Due generazioni, una sola irriverenza: com’è andato il doppio concerto di Elio e le Storie Tese e Tony Pitony a Bari

Sold out sabato 11 luglio all’Arena del Levante, alla Fiera del Levante, per un doppio concerto annunciato come irripetibile: prima la satira colta e imprevedibile della band milanese, poi l’energia del fenomeno mascherato reduce dal trionfo alla serata cover di Sanremo. Sulla carta, un azzardo. Dal vivo, un incastro sorprendentemente naturale. Foto di Stefano Lisco
BARI – Mettere sullo stesso palco una band che ha passato trent’anni a smontare la canzone italiana dall’interno e un artista che nasconde il volto, l’età e la provenienza, e che un anno fa conoscevano in pochi: era la scommessa di sabato sera alla Fiera del Levante. Poteva restare un’operazione di cartellone, la trovata furba di chi mette insieme due nomi per riempire un piazzale.
Non è andata così. Perché tra la satira di Elio e le Storie Tese e l’irriverenza di Tony Pitony c’è una parentela più profonda di quanto la differenza anagrafica lasci immaginare, ed è la stessa che ha tenuto insieme la serata dall’inizio alla fine: il rifiuto ostinato di stare dentro una casella.
Due mondi, una sola serata
La formula era semplice e ambiziosa: due concerti in sequenza, un unico biglietto, l’unica occasione in Italia di vedere questi due mondi incontrarsi nella stessa notte. Bass Culture, che firma la programmazione estiva della Fiera del Levante, l’ha presentata come la serata più grande e attesa del proprio cartellone, con Radio Norba nel ruolo di radio ufficiale.
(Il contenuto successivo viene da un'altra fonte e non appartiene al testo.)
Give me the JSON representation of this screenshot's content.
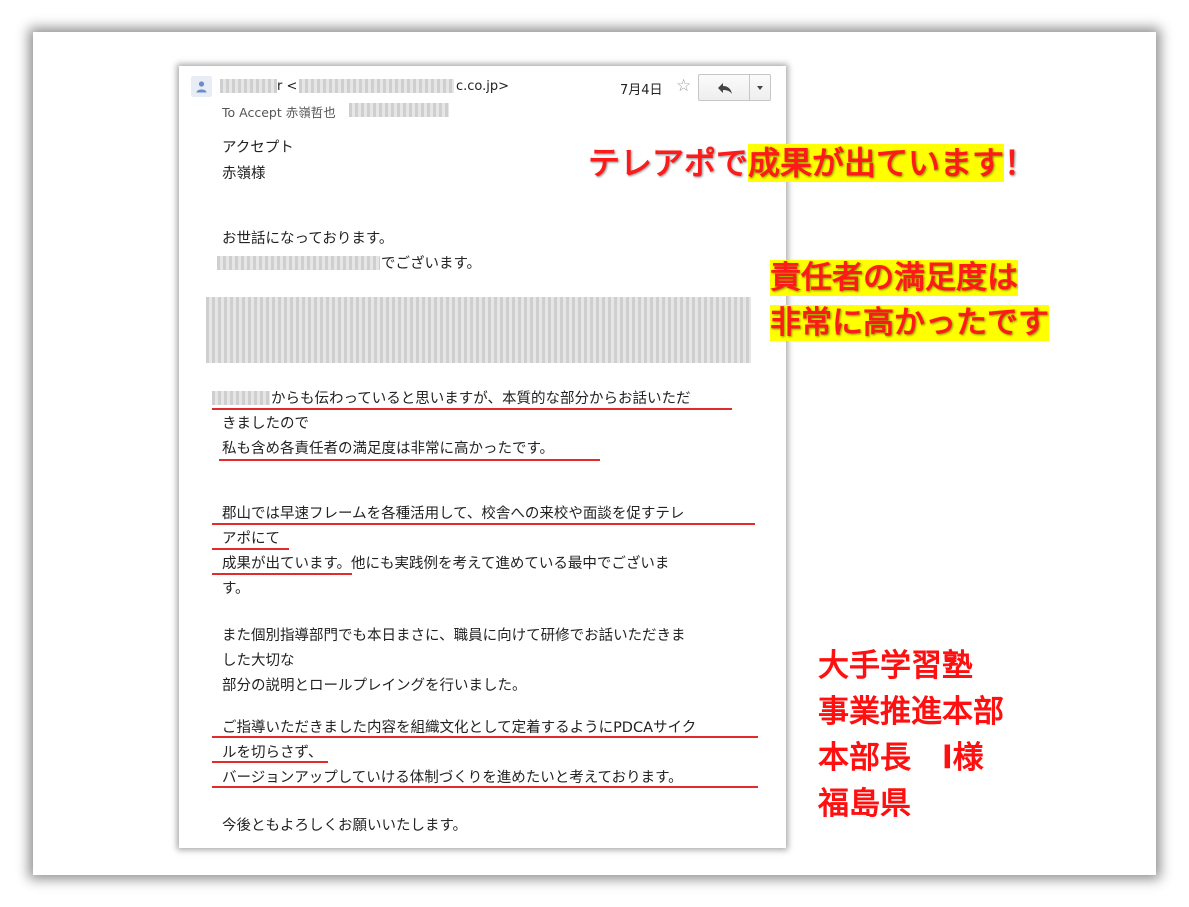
{
  "email": {
    "from_suffix": "r <",
    "from_domain": "c.co.jp>",
    "date": "7月4日",
    "to_prefix": "To Accept 赤嶺哲也",
    "recipient_company": "アクセプト",
    "recipient_name": "赤嶺様",
    "greeting": "お世話になっております。",
    "self_intro_suffix": "でございます。",
    "para1": {
      "line1": "からも伝わっていると思いますが、本質的な部分からお話いただ",
      "line2": "きましたので",
      "line3": "私も含め各責任者の満足度は非常に高かったです。"
    },
    "para2": {
      "line1": "郡山では早速フレームを各種活用して、校舎への来校や面談を促すテレ",
      "line2": "アポにて",
      "line3": "成果が出ています。他にも実践例を考えて進めている最中でございま",
      "line4": "す。"
    },
    "para3": {
      "line1": "また個別指導部門でも本日まさに、職員に向けて研修でお話いただきま",
      "line2": "した大切な",
      "line3": "部分の説明とロールプレイングを行いました。"
    },
    "para4": {
      "line1": "ご指導いただきました内容を組織文化として定着するようにPDCAサイク",
      "line2": "ルを切らさず、",
      "line3": "バージョンアップしていける体制づくりを進めたいと考えております。"
    },
    "closing": "今後ともよろしくお願いいたします。"
  },
  "callouts": {
    "result_prefix": "テレアポで",
    "result_marked": "成果が出ています",
    "result_suffix": "！",
    "satisfaction_line1": "責任者の満足度は",
    "satisfaction_line2": "非常に高かったです"
  },
  "sender_info": {
    "line1": "大手学習塾",
    "line2": "事業推進本部",
    "line3": "本部長　l様",
    "line4": "福島県"
  },
  "icons": [
    "person-icon",
    "star-icon",
    "reply-arrow-icon",
    "dropdown-arrow-icon"
  ],
  "colors": {
    "highlight_red": "#ff1a1a",
    "highlight_yellow": "#ffff00",
    "underline_red": "#e22b2b"
  }
}
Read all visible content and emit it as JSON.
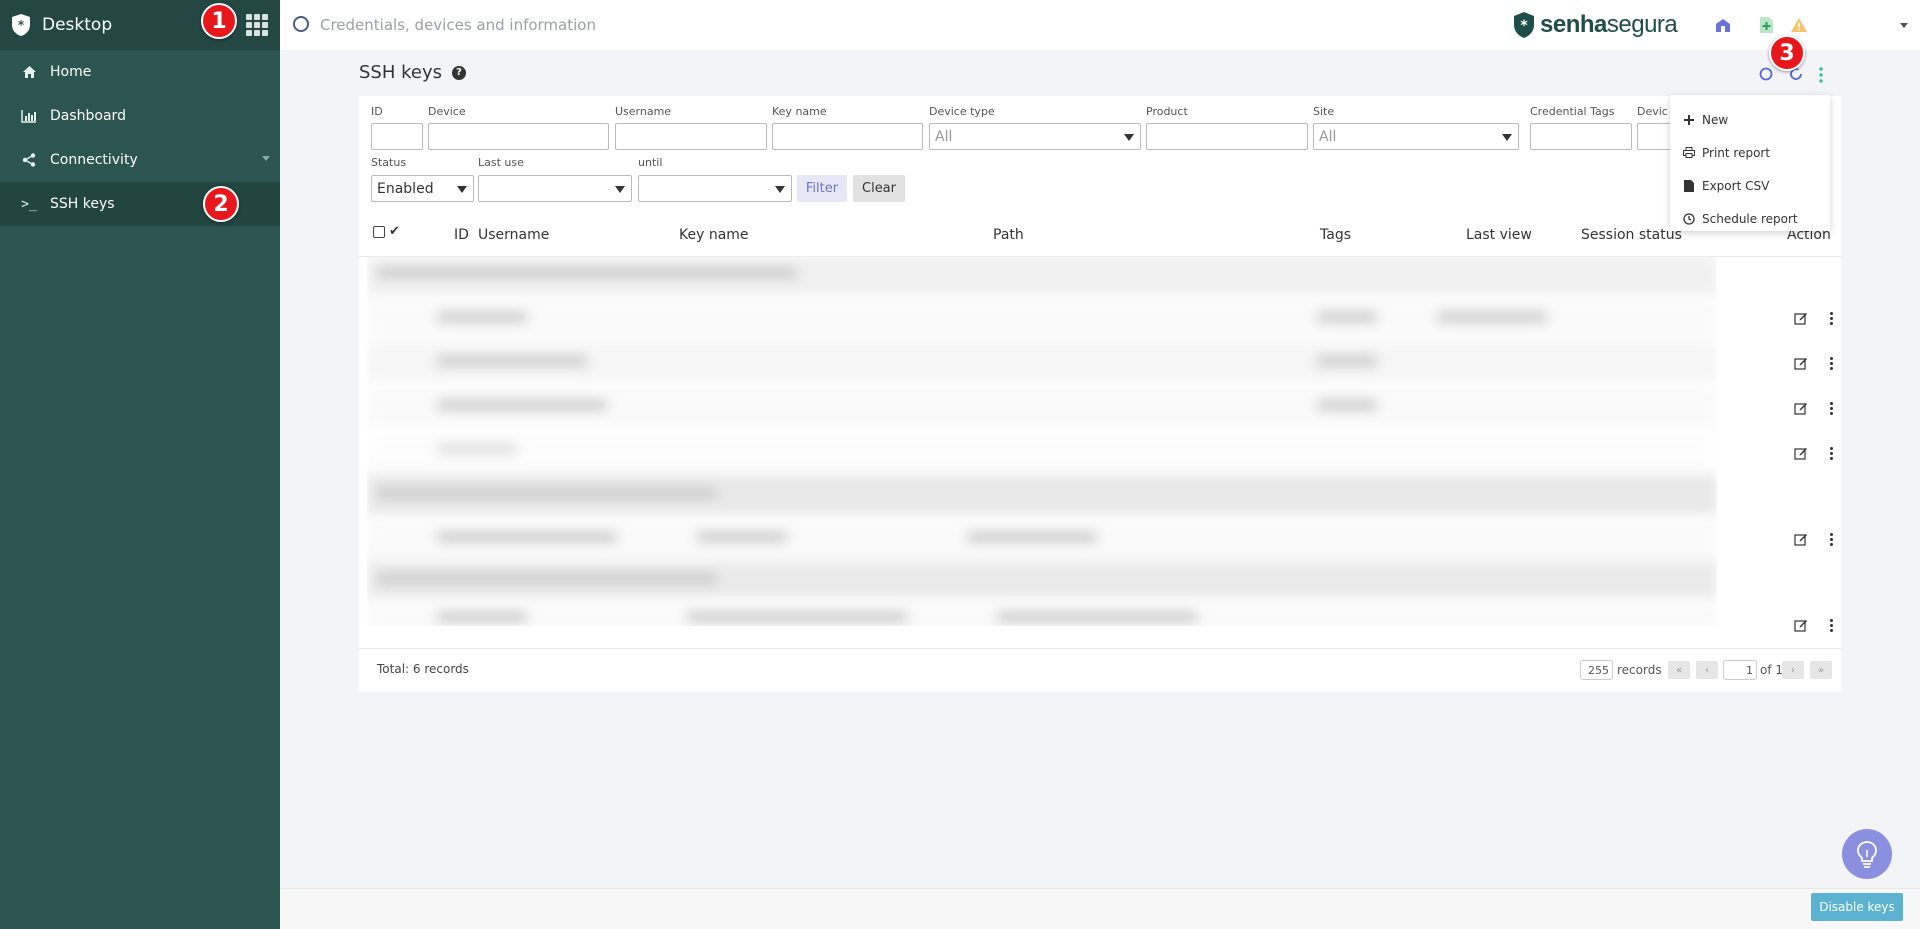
{
  "sidebar": {
    "title": "Desktop",
    "items": [
      {
        "label": "Home",
        "icon": "home-icon"
      },
      {
        "label": "Dashboard",
        "icon": "bar-chart-icon"
      },
      {
        "label": "Connectivity",
        "icon": "share-icon"
      },
      {
        "label": "SSH keys",
        "icon": "terminal-icon",
        "active": true
      }
    ]
  },
  "badges": [
    "1",
    "2",
    "3"
  ],
  "topbar": {
    "search_placeholder": "Credentials, devices and information",
    "brand_prefix": "senha",
    "brand_suffix": "segura"
  },
  "page": {
    "title": "SSH keys"
  },
  "filters": {
    "id_label": "ID",
    "device_label": "Device",
    "username_label": "Username",
    "keyname_label": "Key name",
    "devicetype_label": "Device type",
    "devicetype_value": "All",
    "product_label": "Product",
    "site_label": "Site",
    "site_value": "All",
    "credtags_label": "Credential Tags",
    "devicetags_label": "Devic",
    "status_label": "Status",
    "status_value": "Enabled",
    "lastuse_label": "Last use",
    "until_label": "until",
    "filter_button": "Filter",
    "clear_button": "Clear"
  },
  "table": {
    "columns": [
      "ID",
      "Username",
      "Key name",
      "Path",
      "Tags",
      "Last view",
      "Session status",
      "Action"
    ]
  },
  "footer": {
    "total": "Total: 6 records",
    "page_size": "255",
    "records_label": "records",
    "page": "1",
    "of_label": "of 1",
    "first": "«",
    "prev": "‹",
    "next": "›",
    "last": "»"
  },
  "menu": {
    "items": [
      {
        "label": "New",
        "icon": "plus-icon"
      },
      {
        "label": "Print report",
        "icon": "printer-icon"
      },
      {
        "label": "Export CSV",
        "icon": "file-icon"
      },
      {
        "label": "Schedule report",
        "icon": "clock-icon"
      }
    ]
  },
  "bottom": {
    "disable_button": "Disable keys"
  },
  "colors": {
    "sidebar": "#2c5450",
    "sidebar_header": "#244744",
    "brand": "#1f4e4a",
    "accent": "#5bb3d1",
    "badge": "#e8171b"
  }
}
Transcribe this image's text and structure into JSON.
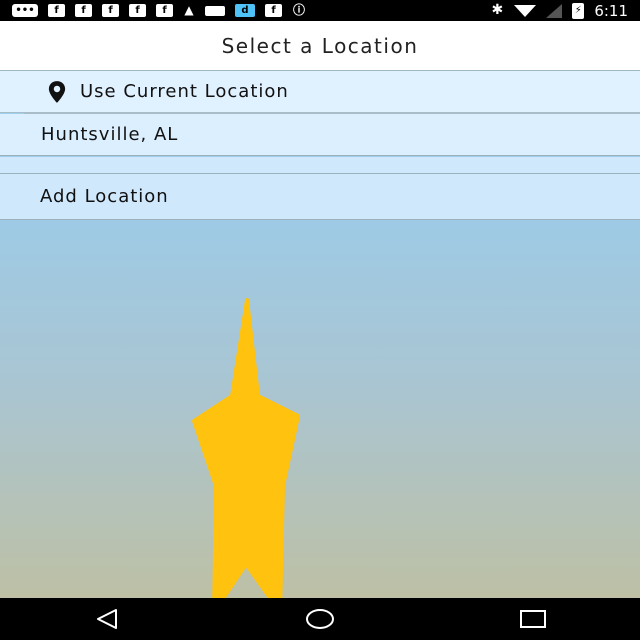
{
  "status_bar": {
    "time": "6:11",
    "left_icons": [
      "message-icon",
      "facebook-icon",
      "facebook-icon",
      "facebook-icon",
      "facebook-icon",
      "facebook-icon",
      "notification-icon",
      "mail-icon",
      "download-icon",
      "facebook-icon",
      "alert-icon"
    ],
    "right_icons": [
      "bluetooth-icon",
      "wifi-icon",
      "signal-icon",
      "battery-icon"
    ]
  },
  "header": {
    "title": "Select a Location"
  },
  "locations": {
    "current_label": "Use Current Location",
    "items": [
      {
        "label": "Huntsville, AL"
      }
    ],
    "add_label": "Add Location"
  },
  "colors": {
    "accent_yellow": "#ffc20e",
    "sky_top": "#a7d8f7",
    "sky_bottom": "#c1bf9c"
  },
  "nav_bar": {
    "buttons": [
      "back-icon",
      "home-icon",
      "recents-icon"
    ]
  }
}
A scaldare il pubblico prima dei live, i dj baresi Tuppi e Miss Pia.
Il timing della serata era scandito: apertura porte alle 18, poi alle 21 il palco è andato a Elio e le Storie Tese, e alle 22.30 è salito Tony Pitony.
Elio e le Storie Tese, il concerto lo sceglie il pubblico











La band milanese è arrivata a Bari con “Elio e le Storie Tese à la carte!”, il tour che ha ribaltato una delle regole non scritte del concerto rock: la scaletta non è più un segreto custodito dal gruppo, ma un menù che il pubblico compone votando i propri brani preferiti sul sito ufficiale. Dall’antipasto al dessert, come recita il gioco linguistico del titolo.
È un format che, di fatto, rende ogni data irripetibile — e che dice molto sulla natura di una band che da sempre rifiuta di stare dentro un’unica etichetta. Testi ironici, surreali, all’apparenza nonsense, ma capaci di trasformarsi in satira raffinata e pungente della società: è proprio questa impossibilità di classificarli ad averli resi riconoscibili e unici nel panorama italiano.
Tony Pitony, il fenomeno che non mostra il volto









Poi, a stretto giro, il cambio di passo. Tony Pitony è l’artista di cui si sa pochissimo per scelta: il volto resta nascosto, così come l’età e la provenienza. L’unica certezza è la filosofia — celebrare la libertà, rifiutare qualsiasi etichetta di genere, superare ogni classificazione tradizionale. Un immaginario che pesca dal jazz e dalle sonorità anni Ottanta, e che gli è già valso l’etichetta, per quanto scomoda, di possibile erede dello spirito anticonformista che la band di Elio ha incarnato per decenni.
I numeri della sua ascesa sono impressionanti e recentissimi. Dopo la vittoria della serata delle cover della 76ª edizione del Festival di Sanremo, conquistata in duetto con Ditonellapiaga sulle note di “The Lady Is a Tramp”, ha guadagnato oltre 150mila nuovi follower su Instagram e ottenuto il disco d’oro FIMI per il singolo “Donne Ricche”. La tournée estiva “Estatony”, che tocca i principali festival italiani, ha superato i 130mila biglietti venduti.
A Bari, davanti a un pubblico che conosceva i pezzi a memoria, quel legame si è visto tutto.
L’accostamento che funziona
Il punto vero della serata, alla fine, non sono state le singole esibizioni: è stato il fatto che stessero insieme. Due generazioni, due linguaggi lontanissimi, ma la stessa voglia di mettere in discussione le convenzioni, giocare con i generi e celebrare la libertà attraverso la musica.
Un accostamento che, come è stato osservato, si è rivelato sorprendentemente naturale. E che a Bari ha regalato quello che, in fondo, entrambi gli artisti cercano da sempre: un pubblico che canta e sorride sotto le stelle, senza sentire il bisogno di capire in quale casella infilare quello che sta ascoltando.